Desde que surgiera el fallo de la Corte Internacional de Justicia en noviembre de 2012, impera el simplismo para interpretarlo. La mayoría de las reflexiones apunta a qué tanto gana o pierde Colombia frente a una Nicaragua que históricamente se le mira «por encima del hombro». Se descarta cualquier análisis sobre cómo se puede mejorar la vida de los habitantes del archipiélago o las posibles lecciones a largo plazo sobre la unidad territorial colombiana. Diez años después del controvertido fallo, desconocemos cuál será el camino para una delimitación definitiva con Managua.
Se ha dicho hasta la saciedad y debe repetirse: la decisión de la semana pasada toma por la Corte Internacional de Justicia no es responsabilidad de un solo gobierno, y menos aún del actual, pues es el resultado de las decisiones tomadas por varias administraciones desde Andrés Pastrana, cuando Nicaragua interpuso la primera demanda. No obstante, Iván Duque ha cometido errores que merecen análisis y sobre todo, deben servir para corregir la postura hacia el futuro. Seguir dilatando una solución definitiva seguirá siendo costoso para el Estado y la incertidumbre afecta a la población sanandresana, en especial a los raizales.
En primer lugar, no se entiende porqué hasta la fecha el gobierno no ha reunido a la Comisión Asesora de Relaciones Exteriores a pesar de que se trata del órgano consultivo por excelencia para discutir y gestionar este tipo de asuntos. Desde que existe un litigio jurídico con Managua, es la primera vez que un gobierno colombiano no consulta a esa Comisión. Se debe recodar que solamente la ha citado dos veces. En diciembre de 2020, por una acción interpuesta por el senador Antonio Sanguino ante el Consejo de Estado y que obligó a las entonces ministra de relaciones exteriores, Claudia Blum a hacerlo. Eso sí, se convocó para hablar sobre la reactivación económica, pero no para abordar el fallo de La Haya, inminente ante dos denuncias más, activadas por Nicaragua. El jefe de Estado justificó la ausencia de consultas con dicha comisión en que la constitución la otorgaba autonomía al ejecutivo en relaciones exteriores y que, este gobierno las dirigía con la nebulosa etiqueta de un «enfoque constructivista multilateral». Valga recordar, el presidente no asistió a esa reunión, en un gesto que desnudaba la poca relevancia que ha tenido la diplomacia, caja menor del Centro Democrático para el pago de favores políticos.

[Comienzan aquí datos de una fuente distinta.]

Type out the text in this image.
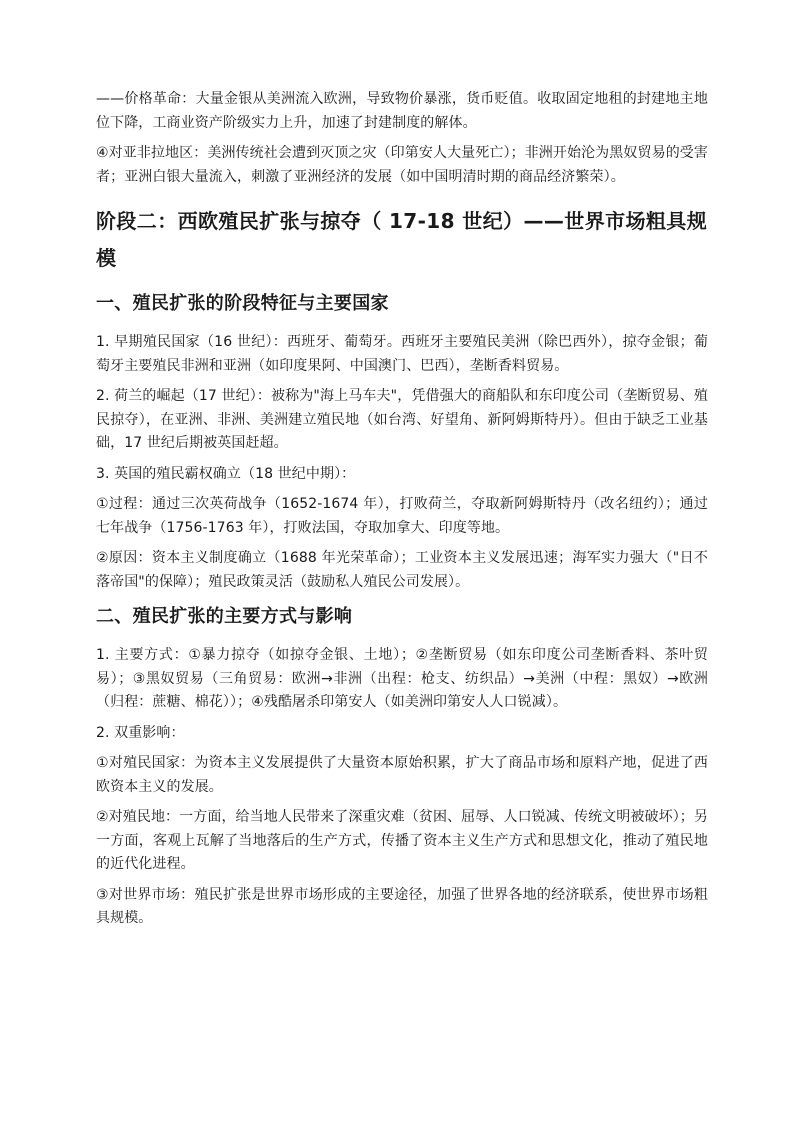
——价格革命：大量金银从美洲流入欧洲，导致物价暴涨，货币贬值。收取固定地租的封建地主地位下降，工商业资产阶级实力上升，加速了封建制度的解体。

④对亚非拉地区：美洲传统社会遭到灭顶之灾（印第安人大量死亡）；非洲开始沦为黑奴贸易的受害者；亚洲白银大量流入，刺激了亚洲经济的发展（如中国明清时期的商品经济繁荣）。

阶段二：西欧殖民扩张与掠夺（ 17-18 世纪）——世界市场粗具规模
一、殖民扩张的阶段特征与主要国家

1. 早期殖民国家（16 世纪）：西班牙、葡萄牙。西班牙主要殖民美洲（除巴西外），掠夺金银；葡萄牙主要殖民非洲和亚洲（如印度果阿、中国澳门、巴西），垄断香料贸易。

2. 荷兰的崛起（17 世纪）：被称为"海上马车夫"，凭借强大的商船队和东印度公司（垄断贸易、殖民掠夺），在亚洲、非洲、美洲建立殖民地（如台湾、好望角、新阿姆斯特丹）。但由于缺乏工业基础，17 世纪后期被英国赶超。

3. 英国的殖民霸权确立（18 世纪中期）：

①过程：通过三次英荷战争（1652-1674 年），打败荷兰，夺取新阿姆斯特丹（改名纽约）；通过七年战争（1756-1763 年），打败法国，夺取加拿大、印度等地。

②原因：资本主义制度确立（1688 年光荣革命）；工业资本主义发展迅速；海军实力强大（"日不落帝国"的保障）；殖民政策灵活（鼓励私人殖民公司发展）。

二、殖民扩张的主要方式与影响

1. 主要方式：①暴力掠夺（如掠夺金银、土地）；②垄断贸易（如东印度公司垄断香料、茶叶贸易）；③黑奴贸易（三角贸易：欧洲→非洲（出程：枪支、纺织品）→美洲（中程：黑奴）→欧洲（归程：蔗糖、棉花））；④残酷屠杀印第安人（如美洲印第安人人口锐减）。

2. 双重影响：

①对殖民国家：为资本主义发展提供了大量资本原始积累，扩大了商品市场和原料产地，促进了西欧资本主义的发展。

②对殖民地：一方面，给当地人民带来了深重灾难（贫困、屈辱、人口锐减、传统文明被破坏）；另一方面，客观上瓦解了当地落后的生产方式，传播了资本主义生产方式和思想文化，推动了殖民地的近代化进程。

③对世界市场：殖民扩张是世界市场形成的主要途径，加强了世界各地的经济联系，使世界市场粗具规模。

En segundo lugar, el gobierno descartó cualquier negociación directa con el gobierno nicaragüense mezclando dos temas, la inocultable deriva autoritaria que vive ese país y el litigio. Si bien Colombia está en su derecho de hacer presión en las instancias multilaterales para la defensa de los derechos humanos en Nicaragua, debe reconocerlo como vecino y ante el cual tiene un litigio vinculante con la CIJ. Nada más alejado de la realidad que vender la retórica de que Colombia conseguirá algo a punta del calificativo de «oprobiosa dictadura». Ese burdo nacionalismo desconoce el principio de no injerencia que ha inspirado durante décadas la política exterior colombiana.

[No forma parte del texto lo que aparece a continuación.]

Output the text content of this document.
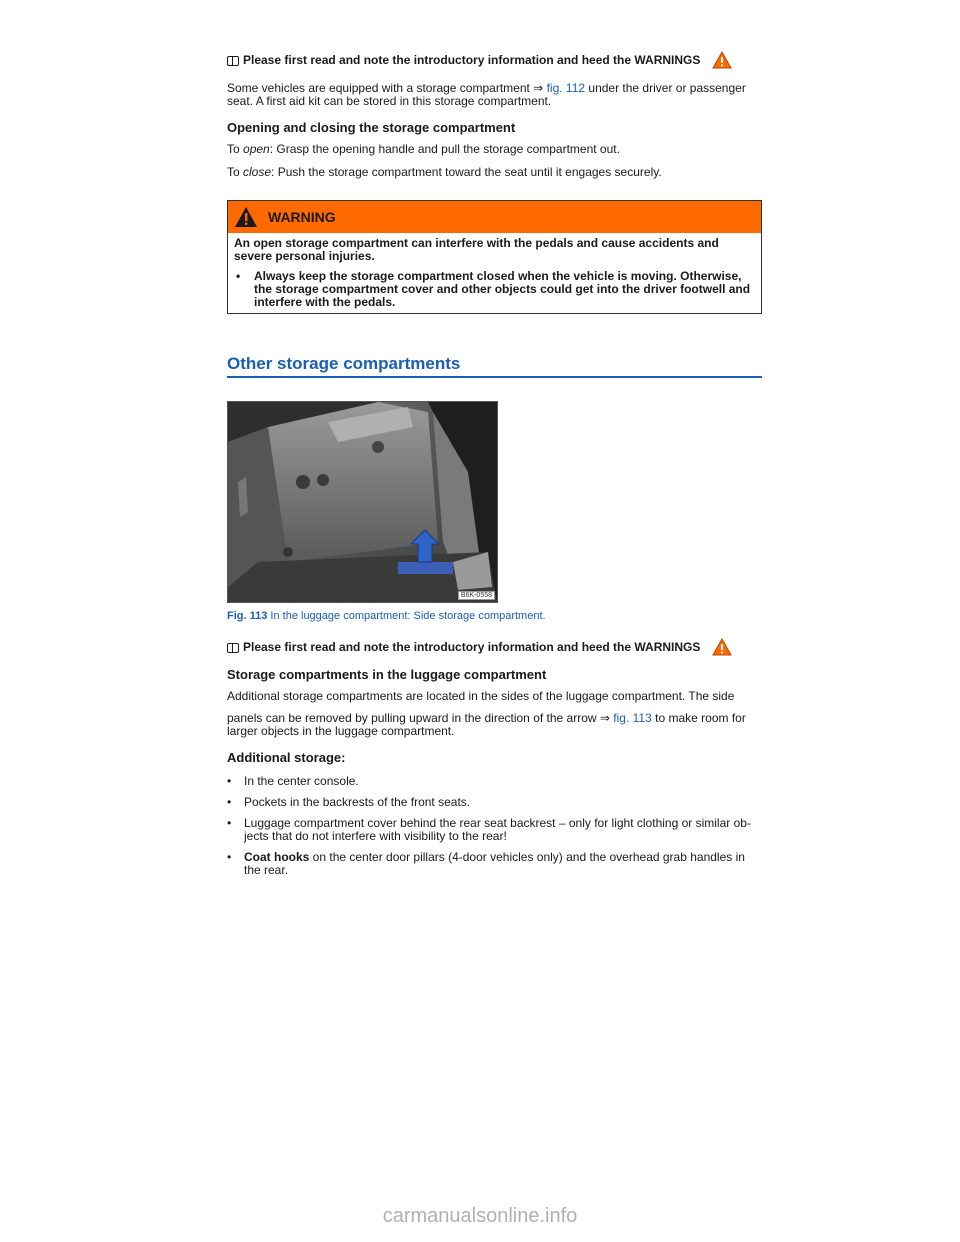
Please first read and note the introductory information and heed the WARNINGS

Some vehicles are equipped with a storage compartment ⇒ fig. 112 under the driver or passenger seat. A first aid kit can be stored in this storage compartment.

Opening and closing the storage compartment

To open: Grasp the opening handle and pull the storage compartment out.

To close: Push the storage compartment toward the seat until it engages securely.

WARNING
An open storage compartment can interfere with the pedals and cause accidents and severe personal injuries.
•	Always keep the storage compartment closed when the vehicle is moving. Otherwise, the storage compartment cover and other objects could get into the driver footwell and interfere with the pedals.
Other storage compartments
B6K-0558

Fig. 113 In the luggage compartment: Side storage compartment.

Please first read and note the introductory information and heed the WARNINGS
Storage compartments in the luggage compartment

Additional storage compartments are located in the sides of the luggage compartment. The side

panels can be removed by pulling upward in the direction of the arrow ⇒ fig. 113 to make room for larger objects in the luggage compartment.

Additional storage:

•	In the center console.

•	Pockets in the backrests of the front seats.

•	Luggage compartment cover behind the rear seat backrest – only for light clothing or similar ob-jects that do not interfere with visibility to the rear!

•	Coat hooks on the center door pillars (4-door vehicles only) and the overhead grab handles in the rear.

carmanualsonline.info
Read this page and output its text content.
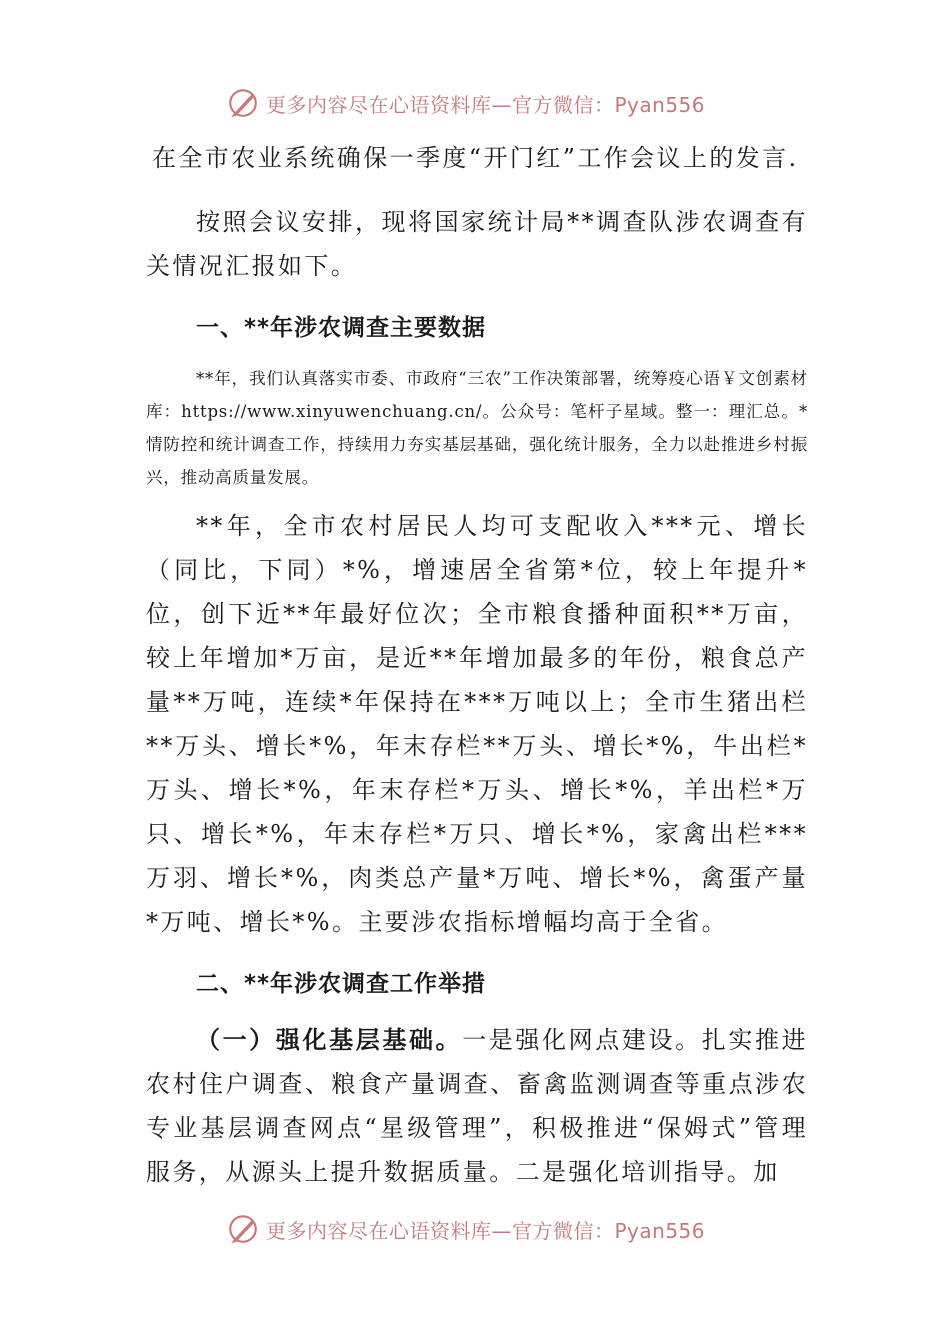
更多内容尽在心语资料库—官方微信：Pyan556

在全市农业系统确保一季度“开门红”工作会议上的发言.

按照会议安排，现将国家统计局**调查队涉农调查有关情况汇报如下。

一、**年涉农调查主要数据

**年，我们认真落实市委、市政府“三农”工作决策部署，统筹疫心语￥文创素材库：https://www.xinyuwenchuang.cn/。公众号：笔杆子星域。整一：理汇总。*情防控和统计调查工作，持续用力夯实基层基础，强化统计服务，全力以赴推进乡村振兴，推动高质量发展。

**年，全市农村居民人均可支配收入***元、增长（同比，下同）*%，增速居全省第*位，较上年提升*位，创下近**年最好位次；全市粮食播种面积**万亩，较上年增加*万亩，是近**年增加最多的年份，粮食总产量**万吨，连续*年保持在***万吨以上；全市生猪出栏**万头、增长*%，年末存栏**万头、增长*%，牛出栏*万头、增长*%，年末存栏*万头、增长*%，羊出栏*万只、增长*%，年末存栏*万只、增长*%，家禽出栏***万羽、增长*%，肉类总产量*万吨、增长*%，禽蛋产量*万吨、增长*%。主要涉农指标增幅均高于全省。

二、**年涉农调查工作举措

（一）强化基层基础。一是强化网点建设。扎实推进农村住户调查、粮食产量调查、畜禽监测调查等重点涉农专业基层调查网点“星级管理”，积极推进“保姆式”管理服务，从源头上提升数据质量。二是强化培训指导。加

更多内容尽在心语资料库—官方微信：Pyan556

Y, en tercer lugar, como consecuencia de lo anterior, el gobierno cometió el craso error de llenar las misiones diplomáticas en el exterior con personas que no tienen ninguna experiencia diplomática, pero se han ganado el afecto del uribismo por su conocida intransigencia. Tal es el caso de Alfredo Rangel, «quemado» en las elecciones legislativas de 2018 y a quien se le compensó nada mas y nada menos, con la embajada en Nicaragua. Rangel es un reconocido uribista, junto a Jose Obdulio Gaviria, autor de la tesis de la existencia de una «amenaza terrorista» en lugar de «conflicto armado», y que derivó en la negación sistemática del derecho internacional humanitario durante los ocho años de Uribe Vélez. A escasos dos meses del fallo de la semana pasada, Rangel fue expulsado de Nicaragua por traspasar las márgenes como embajador e interferir en política, hecho que, inexplicablemente «pasó de agache» en el país.
Colombia debe sobrepasar la retórica nacionalista que apunta a que la CIJ y Nicaragua son enemigos. Aquello refleja la manera en que Bogotá, con la lógica centralista decide unilateralmente mientras alimenta el nacionalismo, pero quienes pagan las consecuencias son los espacios fronterizos denostados históricamente por los gobiernos de turno. Llegó la hora de reconocer que las relaciones con los vecinos no pueden depender de la sintonía ideológica y reactivar los esquemas de cooperación. Nada parece justificar que, hasta la fecha, se haya descartado el diálogo con Managua.